Mas o mais abominável de tudo foi a Guerra Colonial. Nós jovens fomos educados e instruídos que a nossa nação não era só Portugal, mas sim todos os países que constituíam as nossas Colonias Ultramarinas a saber: India (Goa, Damão e Diú) Guiné, Cabo-Verde, S.Tomé-e-Principe, Angola, Moçambique, Timor e ainda havia Macau, Açores e Madeira, mas estes têm outra história.
Pois, éramos e somos um país pequenino mas com uma possessão que chegou a ser a maior da história mundial. Países como a Inglaterra e França, já haviam devolvido (dado a independência) às suas Colónias, nós com o “orgulhosamente sós” travamos uma luta fraticida que não era nossa, mas o mais grave ainda, estávamos convencidos que era nossa.
Tanto que poderia ter-se evitado:
Gastos em capital, vidas, e mais grave ainda, guerras internas que ainda hoje grassam em alguns desses países.
Nossa juventude estropiada, que ainda hoje sofre de stress motivado por combates sangrentos que enfrentou.
Se em devido tempo tivéssemos dado a independência a esses países, ter-se-ia evitado o regresso compulsório de tanta gente que nesses países trabalhou e lutou por ter uma vida melhor e contribuiu de forma decisiva para o desenvolvimento económico dos países onde viviam.
Muita gente culpa o 25 de Abril de 1974 por tudo ter acabado tão abruptamente, mas não, a culpa vem de longe vem de 1958 quando os indianos quiseram o que era deles, Goa, Damão e Diú, logo ali quem nos governava devia ter-se preparado para dar a independência às nossas Colonias, mas não, perante milhões de indianos foi dada a ordem ao nosso governador para se defenderem até à morte tal não aconteceu e foi tratado como traidor.
Muito haveria a dizer, mas ao escrever este artigo, escrevo-o de memória sem consultas a livros ou a qualquer outro meio.

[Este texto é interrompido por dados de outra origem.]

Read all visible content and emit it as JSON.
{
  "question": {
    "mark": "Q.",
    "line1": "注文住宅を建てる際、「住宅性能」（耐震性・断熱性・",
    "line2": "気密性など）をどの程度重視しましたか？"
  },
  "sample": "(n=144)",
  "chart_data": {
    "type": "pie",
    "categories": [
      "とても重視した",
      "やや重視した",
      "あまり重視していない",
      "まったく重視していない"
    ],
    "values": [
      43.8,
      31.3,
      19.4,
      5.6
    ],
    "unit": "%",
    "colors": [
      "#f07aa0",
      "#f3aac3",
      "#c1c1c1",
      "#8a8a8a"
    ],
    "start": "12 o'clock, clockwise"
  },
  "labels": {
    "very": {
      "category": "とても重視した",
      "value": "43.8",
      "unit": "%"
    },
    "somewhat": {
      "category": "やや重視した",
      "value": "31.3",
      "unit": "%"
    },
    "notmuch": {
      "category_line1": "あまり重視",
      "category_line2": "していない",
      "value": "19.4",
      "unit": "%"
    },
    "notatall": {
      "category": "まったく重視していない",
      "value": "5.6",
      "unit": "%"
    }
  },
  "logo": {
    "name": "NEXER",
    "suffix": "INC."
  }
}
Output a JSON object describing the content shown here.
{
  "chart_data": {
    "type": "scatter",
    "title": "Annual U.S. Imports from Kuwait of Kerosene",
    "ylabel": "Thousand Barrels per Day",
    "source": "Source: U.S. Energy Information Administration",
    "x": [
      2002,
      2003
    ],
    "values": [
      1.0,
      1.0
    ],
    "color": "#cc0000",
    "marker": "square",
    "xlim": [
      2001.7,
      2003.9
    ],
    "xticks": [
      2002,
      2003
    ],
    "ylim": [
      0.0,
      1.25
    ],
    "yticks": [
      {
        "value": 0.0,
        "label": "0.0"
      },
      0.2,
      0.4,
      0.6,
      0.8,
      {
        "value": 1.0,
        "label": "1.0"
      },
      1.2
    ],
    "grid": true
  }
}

Escrevo-o com o coração, coração de português que até não sofreu muito se me comparar aos meus irmãos.
O 25 de Abril de 1974, trouxe o direito de um povo, o direito à sua indepêndencia, à conquista dos seus valores ao ougulho de se sentir verdadeiramente português. Embora muitos erros tenham sido cometidos com a revolução, esta valeu a pena e hoje somos um povo que tem liberdade, a liberdade de se exprimir, falar e lutar pelos seus direitos.
Assim saibamos continuar para fazer de Portugal um país que vale a pena.

Recife, 15 de Abril de 2004. (*) artigo de opinião

1 comentário:

Unknown disse...

Infelizmente a realidade actual do Governo Portugues começa a estar longe da liberdade de expressao ou outras.
Os proximos anos serao decisivos para vermos se o 25 de Abril valeu a pena. Pela realidade actual, nao.